Gurtov described the first week of the expedition for us.
As I write, the sun is setting on day seven. We’ve fallen into a routine of sorts: breakfast at 6, briefing at 6:30, and the first team into the cave by 7:30. From there, we’re in our own subterranean world. The climb into the cave builds anticipation for the drop into the final chamber. The International Postbox is a squeeze through a space the size of two MRI compartments on end, followed by a jagged ascending ridge called Dragon’s Back. Once at the top, we stage ourselves until Lee Berger, the head of the Rising Star Expedition, gives us the green light to drop down the tight shaft into the hominin room. This final descent accounts for 90 percent of the bruises on our arms and legs, each one proudly earned. At this point, we six advanced scientists stand where few people have ever entered.

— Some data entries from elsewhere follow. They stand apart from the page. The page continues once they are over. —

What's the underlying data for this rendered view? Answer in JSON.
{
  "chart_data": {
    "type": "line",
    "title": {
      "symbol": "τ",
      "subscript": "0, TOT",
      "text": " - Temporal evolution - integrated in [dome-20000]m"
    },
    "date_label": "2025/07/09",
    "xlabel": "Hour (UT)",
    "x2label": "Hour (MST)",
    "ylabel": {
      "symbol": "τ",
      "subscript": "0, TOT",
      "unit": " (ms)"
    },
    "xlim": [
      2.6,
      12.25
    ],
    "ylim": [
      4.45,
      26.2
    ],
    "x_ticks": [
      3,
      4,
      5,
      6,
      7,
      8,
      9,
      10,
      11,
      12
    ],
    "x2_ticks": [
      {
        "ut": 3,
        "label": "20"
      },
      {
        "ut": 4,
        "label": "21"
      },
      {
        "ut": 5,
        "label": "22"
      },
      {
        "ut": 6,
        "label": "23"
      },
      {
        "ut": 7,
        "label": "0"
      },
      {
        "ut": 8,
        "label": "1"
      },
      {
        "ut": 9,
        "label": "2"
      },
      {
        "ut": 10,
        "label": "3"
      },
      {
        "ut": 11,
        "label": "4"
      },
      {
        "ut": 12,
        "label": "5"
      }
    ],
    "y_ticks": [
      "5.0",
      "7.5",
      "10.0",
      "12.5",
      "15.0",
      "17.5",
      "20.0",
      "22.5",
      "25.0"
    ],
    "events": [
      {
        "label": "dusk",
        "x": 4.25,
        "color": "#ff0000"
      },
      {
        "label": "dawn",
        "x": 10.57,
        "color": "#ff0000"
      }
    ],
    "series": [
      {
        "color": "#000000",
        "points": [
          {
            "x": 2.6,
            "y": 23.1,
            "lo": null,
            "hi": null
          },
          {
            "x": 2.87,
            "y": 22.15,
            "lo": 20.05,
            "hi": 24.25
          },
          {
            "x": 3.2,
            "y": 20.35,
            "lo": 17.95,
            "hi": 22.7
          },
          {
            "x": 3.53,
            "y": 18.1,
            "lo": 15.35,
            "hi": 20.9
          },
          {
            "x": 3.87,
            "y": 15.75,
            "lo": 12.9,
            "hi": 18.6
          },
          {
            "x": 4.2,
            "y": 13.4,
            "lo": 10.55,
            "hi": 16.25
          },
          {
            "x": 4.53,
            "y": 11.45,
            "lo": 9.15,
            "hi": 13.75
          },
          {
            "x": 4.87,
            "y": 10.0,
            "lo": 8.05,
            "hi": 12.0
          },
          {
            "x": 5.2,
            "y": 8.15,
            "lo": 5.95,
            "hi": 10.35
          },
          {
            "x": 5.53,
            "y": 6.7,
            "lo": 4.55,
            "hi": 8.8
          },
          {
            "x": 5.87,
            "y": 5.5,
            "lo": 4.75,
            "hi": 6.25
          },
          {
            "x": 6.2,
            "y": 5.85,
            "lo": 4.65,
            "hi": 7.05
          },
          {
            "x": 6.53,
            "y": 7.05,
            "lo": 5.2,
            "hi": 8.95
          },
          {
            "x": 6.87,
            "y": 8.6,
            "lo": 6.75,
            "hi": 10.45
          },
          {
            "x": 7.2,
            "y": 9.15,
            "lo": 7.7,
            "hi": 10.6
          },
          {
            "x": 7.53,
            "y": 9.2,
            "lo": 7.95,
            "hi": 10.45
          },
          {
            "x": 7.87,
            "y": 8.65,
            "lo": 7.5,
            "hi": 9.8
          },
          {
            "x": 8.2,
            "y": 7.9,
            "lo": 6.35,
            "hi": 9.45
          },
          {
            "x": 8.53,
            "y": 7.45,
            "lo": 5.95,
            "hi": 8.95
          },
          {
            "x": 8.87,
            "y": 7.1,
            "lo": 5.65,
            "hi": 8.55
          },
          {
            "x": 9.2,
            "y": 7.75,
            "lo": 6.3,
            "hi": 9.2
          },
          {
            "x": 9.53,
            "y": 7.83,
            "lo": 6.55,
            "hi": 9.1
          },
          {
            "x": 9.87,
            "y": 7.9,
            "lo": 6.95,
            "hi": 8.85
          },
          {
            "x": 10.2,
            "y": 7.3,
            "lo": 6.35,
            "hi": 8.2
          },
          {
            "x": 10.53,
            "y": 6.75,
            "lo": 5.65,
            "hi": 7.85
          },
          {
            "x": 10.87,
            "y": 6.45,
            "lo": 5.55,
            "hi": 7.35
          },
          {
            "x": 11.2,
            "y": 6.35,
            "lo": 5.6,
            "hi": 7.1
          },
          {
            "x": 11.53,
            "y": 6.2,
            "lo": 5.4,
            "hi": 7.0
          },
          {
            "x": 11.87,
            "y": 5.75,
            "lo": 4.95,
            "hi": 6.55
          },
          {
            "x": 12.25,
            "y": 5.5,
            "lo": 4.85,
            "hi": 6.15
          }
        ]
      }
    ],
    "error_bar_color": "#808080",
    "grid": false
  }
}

It wasn’t until the first time I entered the hominin chamber that the enormity of this discovery hit me and I had to take several deep breaths to keep from blurring my vision. The quantity of ancient human bones lying on the surface is enough to drop anyone’s jaw, including the hominin whose hemi-mandible we picked up first. Dr. Berger has described our careful tiptoeing around fossils as a moonwalk in low gravity.
As of this posting on November 25, Gurtov and her team have excavated over 1,000 hominid fossils, with untold numbers expected to emerge with time. The fossils are from multiple individuals of unclear age and species, both of which will require extensive study and analysis in order to determine.
The archaeological dig is fundamentally an expedition of discovery yet Gurtov says that there’s another, “equally important” purpose involved: reaching the next generation of scientists, especially girls. The National Geographic has promoted the expedition’s activities in a variety of ways, including organizing a Skype session with the archaeologists and a classroom of third graders in Rhode Island. “This is a tradition we hope to continue,” said Gurtov, “and we six scientists, women all, are looking for other opportunities to encourage girls and women to seek careers in science. This would be the greatest accomplishment.”